A world of insight into Idiot America is contained within that sentence. Idiot America doesn’t want education, it wants training. It dreams of rote skills allowing it to sleepwalk through a lucrative career with a minimum of thought. Education as preparation for life is a foreign concept.
When I decided in high school that my major was going to be journalism, I took the only class offered by my school in hopes of learning the journalistic writing style. I didn’t learn anything from that class. My teacher was not a journalism teacher; she was an English teacher. We spent every class silent reading instead of learning about the inverted pyramid.

You can learn a lot about good writing by reading, if you’re not too blinkered by single-minded career goals to pay attention. The kind of things good journalists learn long before they master the inverted pyramid. Things our columnist must not have learned, since she writes with the style and insight of a petulant junior high student.
The school system needs a reality check; most students aren’t going to be mathematicians, historians, or chemists. So why do we have to take these classes?

Because our knowledge of history grants us insight into the present. Because an understanding of science grants increased understanding of the physical world. Because we, as individuals and as a society, are faced with countless problems every day, political, technical, and moral; and knowledge of science and history helps us to make wiser and more informed decisions about those problems.
All of which means nothing to Idiot America. Idiot America doesn’t think. It prefers to act on instinct.

5 comments:

Isa said...

Since I am a teacher, I will add my 2 cents to the coin jar: maybe super doomed planet needs to spend a day in my highschool and, if they survive the day, they will realize that there is a chunk of the student population who will not go to unviersity, let alone cegep.

These kids will end up serving you coffee or pumping gas, but you know what...we need people like that. And maybe instead of having them wreck havoc in history class or math class, get them into a life skills program. Give the teacher and the rest of the class a break.

Pacanukeha said...

Do you think that it is an appropriate complaint from a journalism major?

Pacanukeha said...

Specifically, do you think that it is appropriate that a journalism major should not at least pass high-school english?

Isa said...

To the first question: I think both articles are a tad annoying. First the Daily Iowan should get over the whole "highschool was a pain" thing... been there, done that, have the emotional scars to show for it.
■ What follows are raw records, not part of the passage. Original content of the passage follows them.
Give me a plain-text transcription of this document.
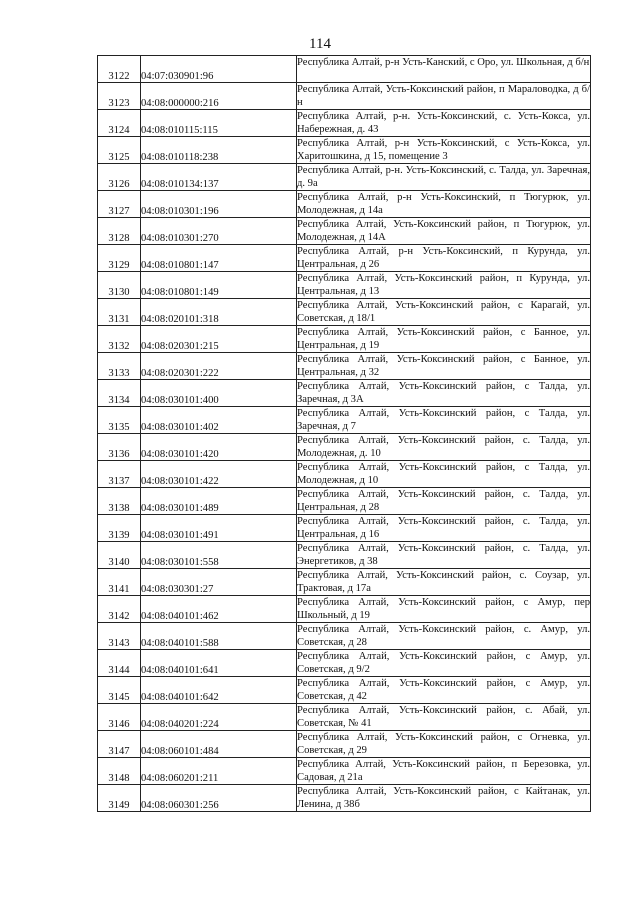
114
3122	04:07:030901:96	Республика Алтай, р-н Усть-Канский, с Оро, ул. Школьная, д б/н
3123	04:08:000000:216	Республика Алтай, Усть-Коксинский район, п Мараловодка, д б/н
3124	04:08:010115:115	Республика Алтай, р-н. Усть-Коксинский, с. Усть-Кокса, ул. Набережная, д. 43
3125	04:08:010118:238	Республика Алтай, р-н Усть-Коксинский, с Усть-Кокса, ул. Харитошкина, д 15, помещение 3
3126	04:08:010134:137	Республика Алтай, р-н. Усть-Коксинский, с. Талда, ул. Заречная, д. 9а
3127	04:08:010301:196	Республика Алтай, р-н Усть-Коксинский, п Тюгурюк, ул. Молодежная, д 14а
3128	04:08:010301:270	Республика Алтай, Усть-Коксинский район, п Тюгурюк, ул. Молодежная, д 14А
3129	04:08:010801:147	Республика Алтай, р-н Усть-Коксинский, п Курунда, ул. Центральная, д 26
3130	04:08:010801:149	Республика Алтай, Усть-Коксинский район, п Курунда, ул. Центральная, д 13
3131	04:08:020101:318	Республика Алтай, Усть-Коксинский район, с Карагай, ул. Советская, д 18/1
3132	04:08:020301:215	Республика Алтай, Усть-Коксинский район, с Банное, ул. Центральная, д 19
3133	04:08:020301:222	Республика Алтай, Усть-Коксинский район, с Банное, ул. Центральная, д 32
3134	04:08:030101:400	Республика Алтай, Усть-Коксинский район, с Талда, ул. Заречная, д 3А
3135	04:08:030101:402	Республика Алтай, Усть-Коксинский район, с Талда, ул. Заречная, д 7
3136	04:08:030101:420	Республика Алтай, Усть-Коксинский район, с. Талда, ул. Молодежная, д. 10
3137	04:08:030101:422	Республика Алтай, Усть-Коксинский район, с Талда, ул. Молодежная, д 10
3138	04:08:030101:489	Республика Алтай, Усть-Коксинский район, с. Талда, ул. Центральная, д 28
3139	04:08:030101:491	Республика Алтай, Усть-Коксинский район, с. Талда, ул. Центральная, д 16
3140	04:08:030101:558	Республика Алтай, Усть-Коксинский район, с. Талда, ул. Энергетиков, д 38
3141	04:08:030301:27	Республика Алтай, Усть-Коксинский район, с. Соузар, ул. Трактовая, д 17а
3142	04:08:040101:462	Республика Алтай, Усть-Коксинский район, с Амур, пер Школьный, д 19
3143	04:08:040101:588	Республика Алтай, Усть-Коксинский район, с. Амур, ул. Советская, д 28
3144	04:08:040101:641	Республика Алтай, Усть-Коксинский район, с Амур, ул. Советская, д 9/2
3145	04:08:040101:642	Республика Алтай, Усть-Коксинский район, с Амур, ул. Советская, д 42
3146	04:08:040201:224	Республика Алтай, Усть-Коксинский район, с. Абай, ул. Советская, № 41
3147	04:08:060101:484	Республика Алтай, Усть-Коксинский район, с Огневка, ул. Советская, д 29
3148	04:08:060201:211	Республика Алтай, Усть-Коксинский район, п Березовка, ул. Садовая, д 21а
3149	04:08:060301:256	Республика Алтай, Усть-Коксинский район, с Кайтанак, ул. Ленина, д 38б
Secondly, SDP should let the DI rant about his frustrations for the reason metioned above: there are gaps in the system. Yes, I do sound a bit contradictory in my resoning, but bare with me, I've had a blargy day.
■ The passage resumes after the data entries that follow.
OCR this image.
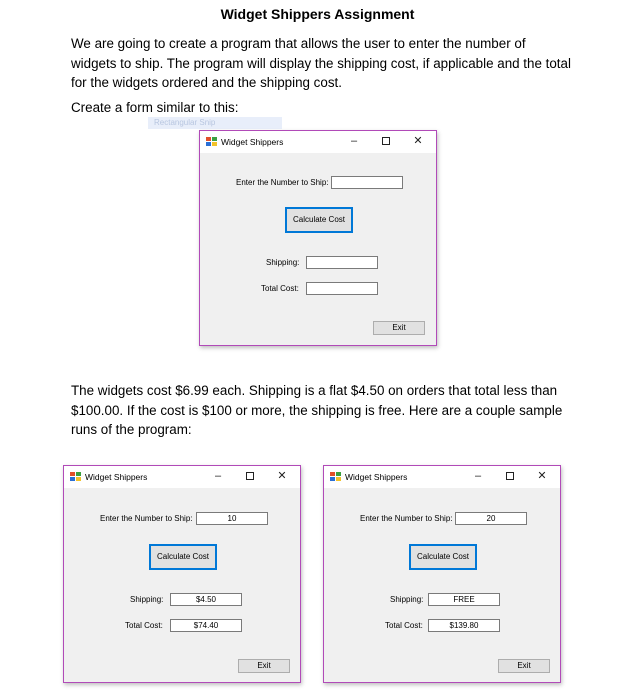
Widget Shippers Assignment
We are going to create a program that allows the user to enter the number of widgets to ship. The program will display the shipping cost, if applicable and the total for the widgets ordered and the shipping cost.
Create a form similar to this:
Rectangular Snip
Widget Shippers	–	✕
Enter the Number to Ship:
Calculate Cost
Shipping:
Total Cost:
Exit
The widgets cost $6.99 each. Shipping is a flat $4.50 on orders that total less than $100.00. If the cost is $100 or more, the shipping is free. Here are a couple sample runs of the program:
Widget Shippers	–	✕
Enter the Number to Ship:	10
Calculate Cost
Shipping:	$4.50
Total Cost:	$74.40
Exit
Widget Shippers	–	✕
Enter the Number to Ship:	20
Calculate Cost
Shipping:	FREE
Total Cost:	$139.80
Exit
As for the second question: well of course english is necessary, but believe me, take a look at some of the students in inner-city schools and they don't need English, they need survival skills. Yes, if you plan on becoming a journalist, a teacher or whatever, you need english (or whatever subject is necessary for your career).

There are problems however in the education system.

Pacanukeha said...

Ah, but we aren't talking about an inner city kid strugling to get by. We are talking about someone who aspires to be a member of the 5th estate - the most important job in a democracy, an industry that has for the last few years begun to abandon it's vital role and pander to the lowest common denominator and avoid any semblance of informing the public.